LOS ANGELES (AP) — A Pacific storm that brought fears of dangerous mudslides and a rare blizzard warning in the Sierra Nevada was less fierce than expected but hundreds of homes in fire-scarred California areas…
LOS ANGELES (AP) — A Pacific storm that brought fears of dangerous mudslides and a rare blizzard warning in the Sierra Nevada was less fierce than expected but hundreds of homes in fire-scarred California areas remained under evacuation orders as more rain was expected.
“Please heed disaster messages and prepare to leave immediately,” officials in Ventura County northwest of Los Angeles warned residents. “We don’t want anyone in harm’s way.”
By nightfall, there were few signs of damage, but evacuations remained in effect for more than a half dozen areas of Ventura and Los Angeles counties affected by last year’s Woolsey Fire. The blaze that broke out in November destroyed more than 1,500 homes and other buildings from Ventura County to Malibu and killed four people.
All schools in Malibu were closed Tuesday.
In the gated community of Bell Canyon in Ventura County, Paul Manion was busy filling sandbags in case denuded hillsides sent debris sweeping down.
“It’s something we have to do.
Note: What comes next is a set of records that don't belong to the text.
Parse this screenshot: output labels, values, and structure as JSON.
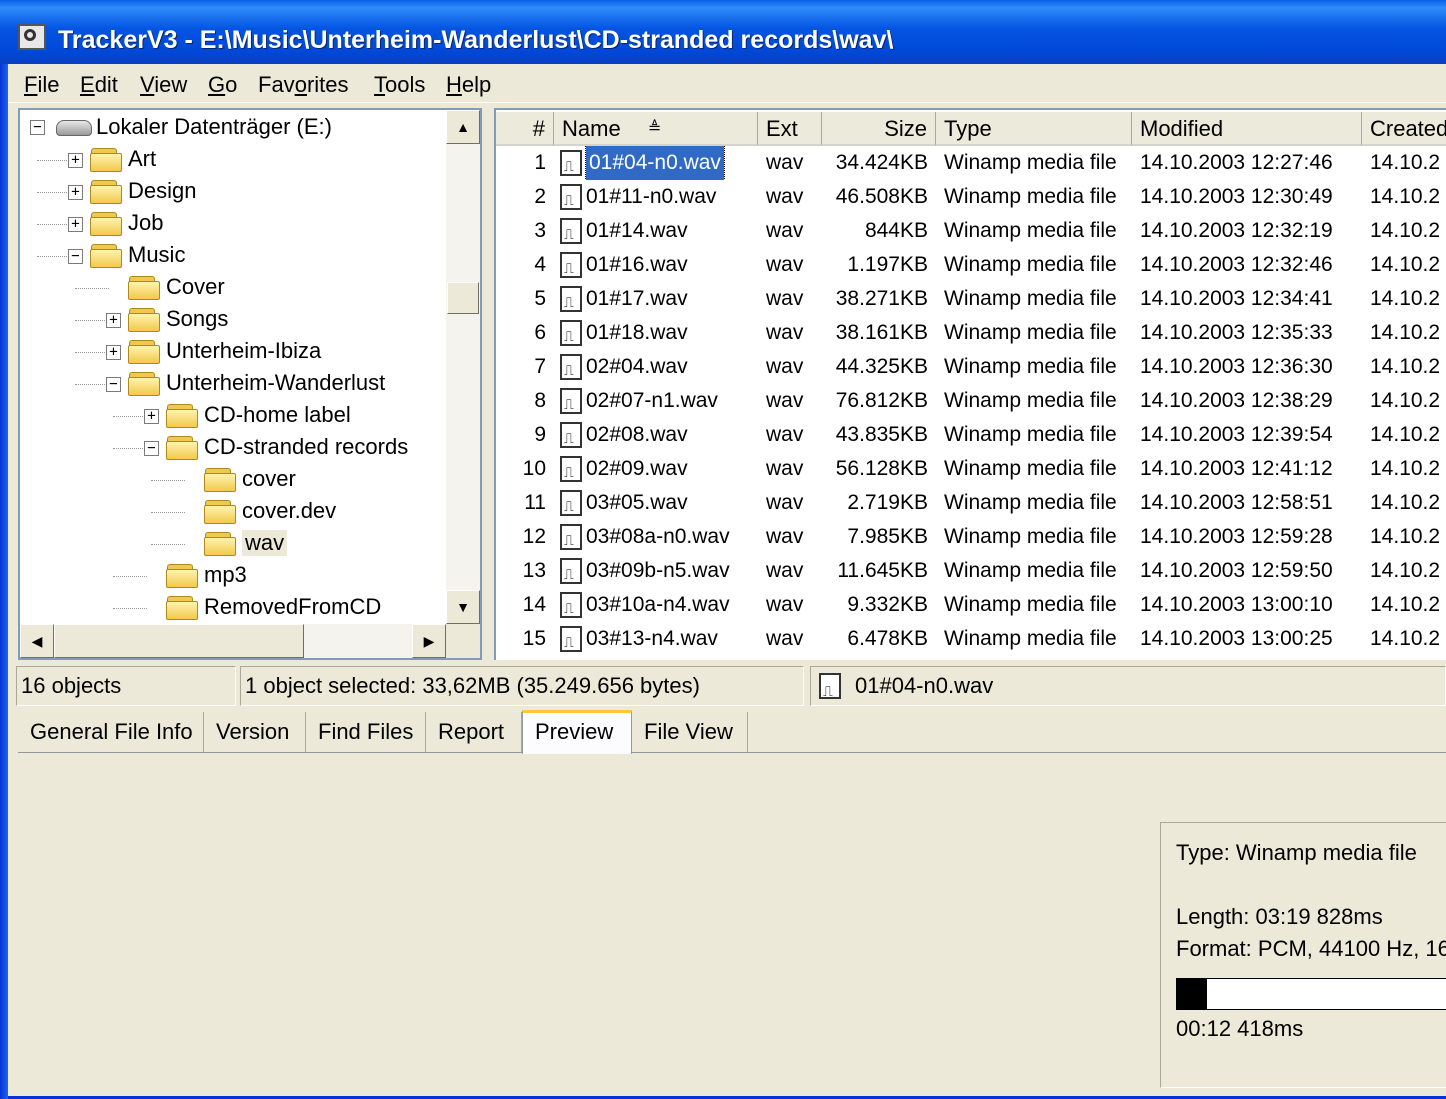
{
  "window": {
    "title": "TrackerV3 - E:\\Music\\Unterheim-Wanderlust\\CD-stranded records\\wav\\"
  },
  "menu": [
    {
      "label": "File",
      "u": "F",
      "rest": "ile"
    },
    {
      "label": "Edit",
      "u": "E",
      "rest": "dit"
    },
    {
      "label": "View",
      "u": "V",
      "rest": "iew"
    },
    {
      "label": "Go",
      "u": "G",
      "rest": "o"
    },
    {
      "label": "Favorites",
      "pre": "Fav",
      "u": "o",
      "rest": "rites"
    },
    {
      "label": "Tools",
      "u": "T",
      "rest": "ools"
    },
    {
      "label": "Help",
      "u": "H",
      "rest": "elp"
    }
  ],
  "tree": {
    "root": "Lokaler Datenträger (E:)",
    "items": [
      {
        "label": "Art",
        "depth": 1,
        "box": "+"
      },
      {
        "label": "Design",
        "depth": 1,
        "box": "+"
      },
      {
        "label": "Job",
        "depth": 1,
        "box": "+"
      },
      {
        "label": "Music",
        "depth": 1,
        "box": "−"
      },
      {
        "label": "Cover",
        "depth": 2,
        "box": ""
      },
      {
        "label": "Songs",
        "depth": 2,
        "box": "+"
      },
      {
        "label": "Unterheim-Ibiza",
        "depth": 2,
        "box": "+"
      },
      {
        "label": "Unterheim-Wanderlust",
        "depth": 2,
        "box": "−"
      },
      {
        "label": "CD-home label",
        "depth": 3,
        "box": "+"
      },
      {
        "label": "CD-stranded records",
        "depth": 3,
        "box": "−"
      },
      {
        "label": "cover",
        "depth": 4,
        "box": ""
      },
      {
        "label": "cover.dev",
        "depth": 4,
        "box": ""
      },
      {
        "label": "wav",
        "depth": 4,
        "box": "",
        "selected": true
      },
      {
        "label": "mp3",
        "depth": 3,
        "box": ""
      },
      {
        "label": "RemovedFromCD",
        "depth": 3,
        "box": ""
      }
    ]
  },
  "list": {
    "columns": [
      "#",
      "Name",
      "Ext",
      "Size",
      "Type",
      "Modified",
      "Created"
    ],
    "sort_indicator": "≜",
    "rows": [
      {
        "n": "1",
        "name": "01#04-n0.wav",
        "ext": "wav",
        "size": "34.424KB",
        "type": "Winamp media file",
        "modified": "14.10.2003 12:27:46",
        "created": "14.10.2",
        "selected": true
      },
      {
        "n": "2",
        "name": "01#11-n0.wav",
        "ext": "wav",
        "size": "46.508KB",
        "type": "Winamp media file",
        "modified": "14.10.2003 12:30:49",
        "created": "14.10.2"
      },
      {
        "n": "3",
        "name": "01#14.wav",
        "ext": "wav",
        "size": "844KB",
        "type": "Winamp media file",
        "modified": "14.10.2003 12:32:19",
        "created": "14.10.2"
      },
      {
        "n": "4",
        "name": "01#16.wav",
        "ext": "wav",
        "size": "1.197KB",
        "type": "Winamp media file",
        "modified": "14.10.2003 12:32:46",
        "created": "14.10.2"
      },
      {
        "n": "5",
        "name": "01#17.wav",
        "ext": "wav",
        "size": "38.271KB",
        "type": "Winamp media file",
        "modified": "14.10.2003 12:34:41",
        "created": "14.10.2"
      },
      {
        "n": "6",
        "name": "01#18.wav",
        "ext": "wav",
        "size": "38.161KB",
        "type": "Winamp media file",
        "modified": "14.10.2003 12:35:33",
        "created": "14.10.2"
      },
      {
        "n": "7",
        "name": "02#04.wav",
        "ext": "wav",
        "size": "44.325KB",
        "type": "Winamp media file",
        "modified": "14.10.2003 12:36:30",
        "created": "14.10.2"
      },
      {
        "n": "8",
        "name": "02#07-n1.wav",
        "ext": "wav",
        "size": "76.812KB",
        "type": "Winamp media file",
        "modified": "14.10.2003 12:38:29",
        "created": "14.10.2"
      },
      {
        "n": "9",
        "name": "02#08.wav",
        "ext": "wav",
        "size": "43.835KB",
        "type": "Winamp media file",
        "modified": "14.10.2003 12:39:54",
        "created": "14.10.2"
      },
      {
        "n": "10",
        "name": "02#09.wav",
        "ext": "wav",
        "size": "56.128KB",
        "type": "Winamp media file",
        "modified": "14.10.2003 12:41:12",
        "created": "14.10.2"
      },
      {
        "n": "11",
        "name": "03#05.wav",
        "ext": "wav",
        "size": "2.719KB",
        "type": "Winamp media file",
        "modified": "14.10.2003 12:58:51",
        "created": "14.10.2"
      },
      {
        "n": "12",
        "name": "03#08a-n0.wav",
        "ext": "wav",
        "size": "7.985KB",
        "type": "Winamp media file",
        "modified": "14.10.2003 12:59:28",
        "created": "14.10.2"
      },
      {
        "n": "13",
        "name": "03#09b-n5.wav",
        "ext": "wav",
        "size": "11.645KB",
        "type": "Winamp media file",
        "modified": "14.10.2003 12:59:50",
        "created": "14.10.2"
      },
      {
        "n": "14",
        "name": "03#10a-n4.wav",
        "ext": "wav",
        "size": "9.332KB",
        "type": "Winamp media file",
        "modified": "14.10.2003 13:00:10",
        "created": "14.10.2"
      },
      {
        "n": "15",
        "name": "03#13-n4.wav",
        "ext": "wav",
        "size": "6.478KB",
        "type": "Winamp media file",
        "modified": "14.10.2003 13:00:25",
        "created": "14.10.2"
      }
    ]
  },
  "status": {
    "count": "16 objects",
    "selection": "1 object selected: 33,62MB (35.249.656 bytes)",
    "file": "01#04-n0.wav"
  },
  "tabs": [
    "General File Info",
    "Version",
    "Find Files",
    "Report",
    "Preview",
    "File View"
  ],
  "active_tab": "Preview",
  "preview": {
    "type": "Type: Winamp media file",
    "length": "Length: 03:19  828ms",
    "format": "Format: PCM, 44100 Hz, 16",
    "position": "00:12  418ms",
    "progress": 0.105
  }
}
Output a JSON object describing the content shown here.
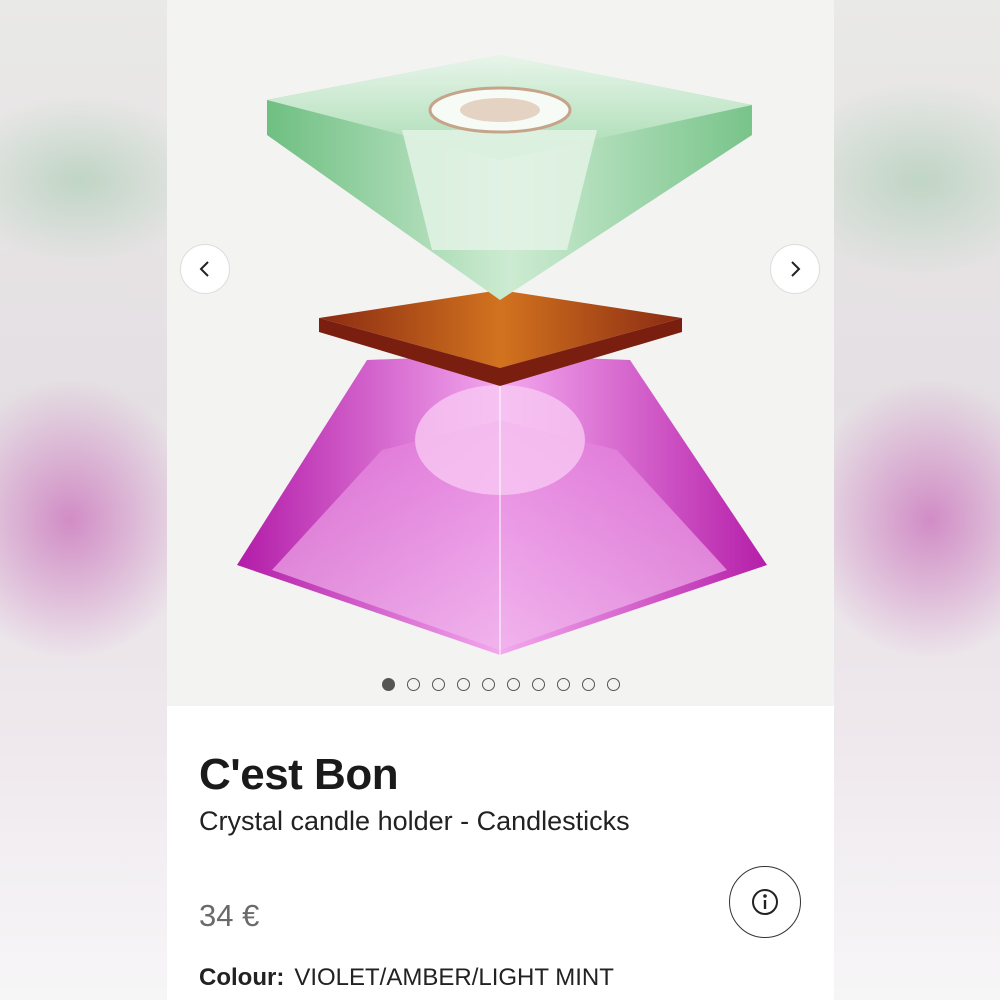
{
  "product": {
    "brand": "C'est Bon",
    "subtitle": "Crystal candle holder - Candlesticks",
    "price": "34 €",
    "colour_label": "Colour:",
    "colour_value": "VIOLET/AMBER/LIGHT MINT"
  },
  "gallery": {
    "image_count": 10,
    "active_index": 0
  },
  "icons": {
    "prev": "chevron-left-icon",
    "next": "chevron-right-icon",
    "info": "info-icon"
  },
  "colors": {
    "mint": "#9fd6a9",
    "amber": "#b8501a",
    "violet": "#d640c8",
    "text": "#1a1a1a",
    "price": "#6a6a6a"
  }
}
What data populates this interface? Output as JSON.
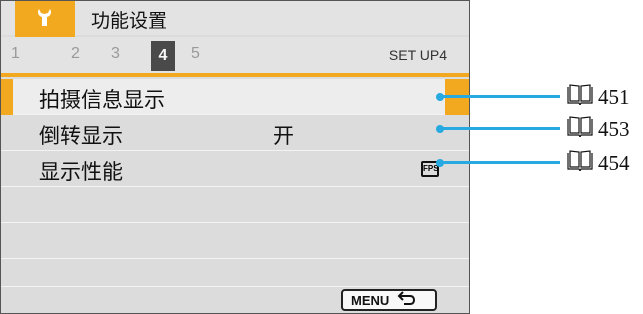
{
  "header": {
    "category_icon": "wrench-icon",
    "title": "功能设置",
    "tabs": [
      "1",
      "2",
      "3",
      "4",
      "5"
    ],
    "active_tab": "4",
    "tab_label": "SET UP4"
  },
  "menu": {
    "items": [
      {
        "label": "拍摄信息显示",
        "value": ""
      },
      {
        "label": "倒转显示",
        "value": "开"
      },
      {
        "label": "显示性能",
        "value": "FPS",
        "value_icon": "fps-icon"
      }
    ]
  },
  "footer": {
    "menu_label": "MENU",
    "back_icon": "return-arrow-icon"
  },
  "references": [
    {
      "icon": "book-icon",
      "page": "451"
    },
    {
      "icon": "book-icon",
      "page": "453"
    },
    {
      "icon": "book-icon",
      "page": "454"
    }
  ],
  "colors": {
    "accent": "#f2a81f",
    "callout": "#27a9e1",
    "screen_bg": "#dcdcdc"
  }
}
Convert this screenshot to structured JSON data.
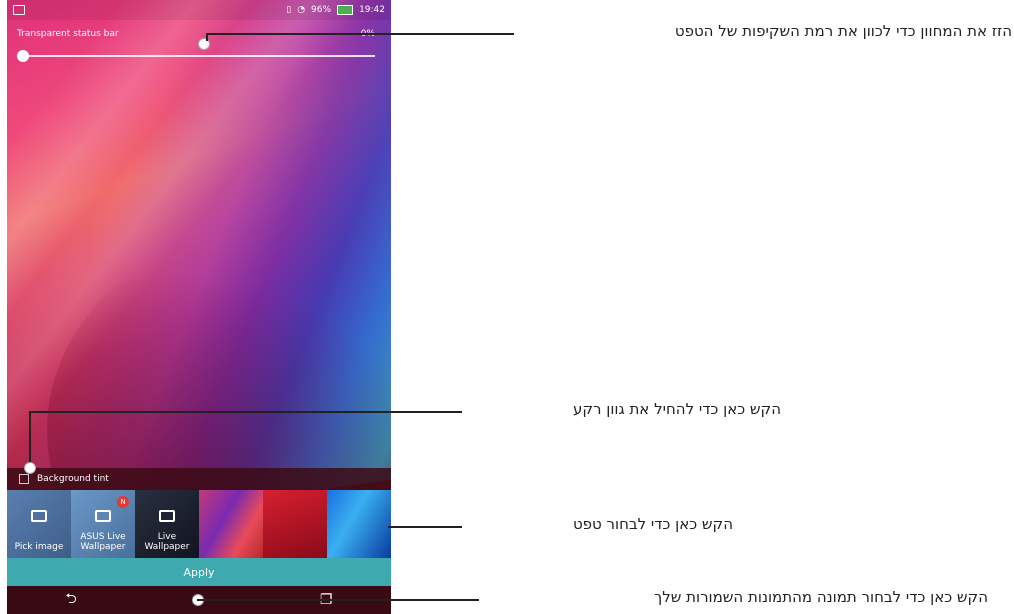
{
  "status_bar": {
    "time": "19:42",
    "battery": "96%"
  },
  "screen": {
    "transparent_label": "Transparent status bar",
    "percent": "0%",
    "background_tint_label": "Background tint",
    "thumbnails": [
      {
        "label": "Pick image"
      },
      {
        "label": "ASUS Live\nWallpaper",
        "badge": "N"
      },
      {
        "label": "Live Wallpaper"
      },
      {
        "label": ""
      },
      {
        "label": ""
      },
      {
        "label": ""
      }
    ],
    "apply_label": "Apply"
  },
  "callouts": {
    "slider": "הזז את המחוון כדי לכוון את רמת השקיפות של הטפט",
    "tint": "הקש כאן כדי להחיל את גוון רקע",
    "wallpaper": "הקש כאן כדי לבחור טפט",
    "gallery": "הקש כאן כדי לבחור תמונה מהתמונות השמורות שלך"
  }
}
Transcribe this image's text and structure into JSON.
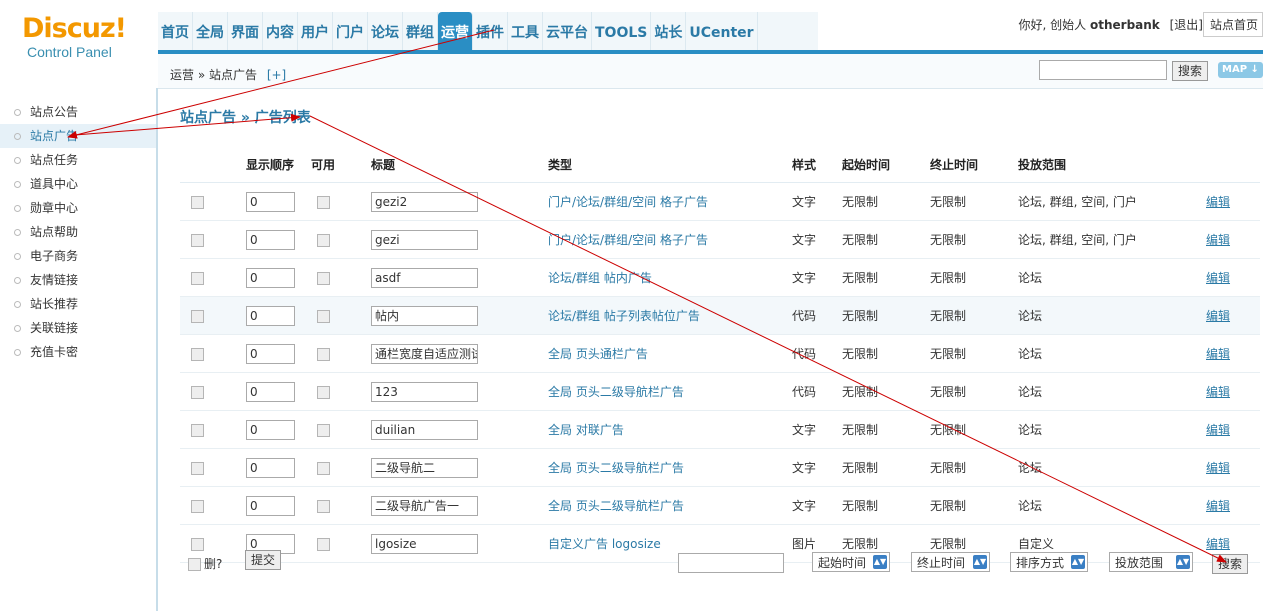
{
  "header": {
    "logo_brand": "Discuz!",
    "logo_sub": "Control Panel",
    "nav": [
      "首页",
      "全局",
      "界面",
      "内容",
      "用户",
      "门户",
      "论坛",
      "群组",
      "运营",
      "插件",
      "工具",
      "云平台",
      "TOOLS",
      "站长",
      "UCenter"
    ],
    "active_nav": "运营",
    "greeting": "你好, 创始人",
    "username": "otherbank",
    "logout": "[退出]",
    "site_home": "站点首页"
  },
  "subhead": {
    "breadcrumb": "运营 » 站点广告",
    "add": "[+]",
    "search_button": "搜索",
    "map_button": "MAP ↓"
  },
  "sidebar": {
    "items": [
      "站点公告",
      "站点广告",
      "站点任务",
      "道具中心",
      "勋章中心",
      "站点帮助",
      "电子商务",
      "友情链接",
      "站长推荐",
      "关联链接",
      "充值卡密"
    ],
    "active": "站点广告"
  },
  "main": {
    "title": "站点广告 » 广告列表",
    "columns": [
      "",
      "显示顺序",
      "可用",
      "标题",
      "类型",
      "样式",
      "起始时间",
      "终止时间",
      "投放范围",
      ""
    ],
    "rows": [
      {
        "order": "0",
        "title": "gezi2",
        "type": "门户/论坛/群组/空间 格子广告",
        "style": "文字",
        "start": "无限制",
        "end": "无限制",
        "scope": "论坛, 群组, 空间, 门户",
        "edit": "编辑"
      },
      {
        "order": "0",
        "title": "gezi",
        "type": "门户/论坛/群组/空间 格子广告",
        "style": "文字",
        "start": "无限制",
        "end": "无限制",
        "scope": "论坛, 群组, 空间, 门户",
        "edit": "编辑"
      },
      {
        "order": "0",
        "title": "asdf",
        "type": "论坛/群组 帖内广告",
        "style": "文字",
        "start": "无限制",
        "end": "无限制",
        "scope": "论坛",
        "edit": "编辑"
      },
      {
        "order": "0",
        "title": "帖内",
        "type": "论坛/群组 帖子列表帖位广告",
        "style": "代码",
        "start": "无限制",
        "end": "无限制",
        "scope": "论坛",
        "edit": "编辑"
      },
      {
        "order": "0",
        "title": "通栏宽度自适应测试",
        "type": "全局 页头通栏广告",
        "style": "代码",
        "start": "无限制",
        "end": "无限制",
        "scope": "论坛",
        "edit": "编辑"
      },
      {
        "order": "0",
        "title": "123",
        "type": "全局 页头二级导航栏广告",
        "style": "代码",
        "start": "无限制",
        "end": "无限制",
        "scope": "论坛",
        "edit": "编辑"
      },
      {
        "order": "0",
        "title": "duilian",
        "type": "全局 对联广告",
        "style": "文字",
        "start": "无限制",
        "end": "无限制",
        "scope": "论坛",
        "edit": "编辑"
      },
      {
        "order": "0",
        "title": "二级导航二",
        "type": "全局 页头二级导航栏广告",
        "style": "文字",
        "start": "无限制",
        "end": "无限制",
        "scope": "论坛",
        "edit": "编辑"
      },
      {
        "order": "0",
        "title": "二级导航广告一",
        "type": "全局 页头二级导航栏广告",
        "style": "文字",
        "start": "无限制",
        "end": "无限制",
        "scope": "论坛",
        "edit": "编辑"
      },
      {
        "order": "0",
        "title": "lgosize",
        "type": "自定义广告 logosize",
        "style": "图片",
        "start": "无限制",
        "end": "无限制",
        "scope": "自定义",
        "edit": "编辑"
      }
    ],
    "delete_label": "删?",
    "submit": "提交",
    "filters": [
      "起始时间",
      "终止时间",
      "排序方式",
      "投放范围"
    ],
    "search": "搜索"
  },
  "colors": {
    "accent": "#2a8ec4",
    "link": "#2b7aa6",
    "logo": "#f39800",
    "arrow": "#cc0000"
  }
}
I mean, if the water comes, it comes,” Manion told KABC-TV. “Everything around our house burned. All the houses around our house burned. But it’s the hillsides that we’re worried about.”
Several thousand people heeded a mandatory evacuation order in Santa Barbara County on the Central Coast, where last year a sudden debris flow swept through Montecito, killing 23 people and destroying 100 homes.
Daphne Moore was among the evacuees.
“It’s a complete drag but it’s better than dying in a mud debris flow,” she told KNBC-TV.
However, the rain that fell Tuesday wasn’t heavy enough to cause disaster and the county lifted the orders as of 6 p.m.
More rain was expected Wednesday but not enough to be a serious threat, officials said.
An evacuation warning was scheduled to take effect Tuesday night and continue into Thursday morning in Butte County, site of the deadliest and most destructive wildfire in US history.
The Camp Fire destroyed nearly 15,000 structures and killed 86 people in November.
The evacuation warning is for the community of Pulga, a canyon community near the town of Paradise, which was virtually incinerated by the blaze.
Meanwhile, a blizzard warning for much of the Sierra Nevada and Lake Tahoe was set to go into effect Wednesday night, with meteorologists predicting as much of 5 feet (1.5 meters) of snow in upper elevations.
Dangerous and potentially life-threatening blizzard conditions were expected at elevations above 7,000 feet (2,133 meters), with high avalanche danger throughout the region.
Weather forecasters have predicted a series of storms that could keep bringing rain and snow through the middle of the week.
The first in the series of storms dumped an inch of rain in Los Angeles and snow in the mountains Monday. Rain closed the Knott’s Berry Farm and Six Flags Magic Mountain amusement parks.
In San Diego County, a 20-foot-long (6-meter-long), 20-foot-deep sinkhole developed on an Interstate 805 off-ramp near Serra Mesa.
A mudslide closed a 4.4-mile (7-kilometer) section of Pacific Coast Highway just north of Malibu on Monday for several hours.
In Encino, in the San Fernando Valley of Los Angeles, a 250-foot-long (76-meter) debris flow from a hillside pushed a guest house off its foundation. No one was hurt.
Ice and blowing snow also shut down a major route connecting Los Angeles with San Francisco. Dozens of cars and trucks were stranded for hours before the Grapevine, a high pass on Interstate 5, reopened after nightfall.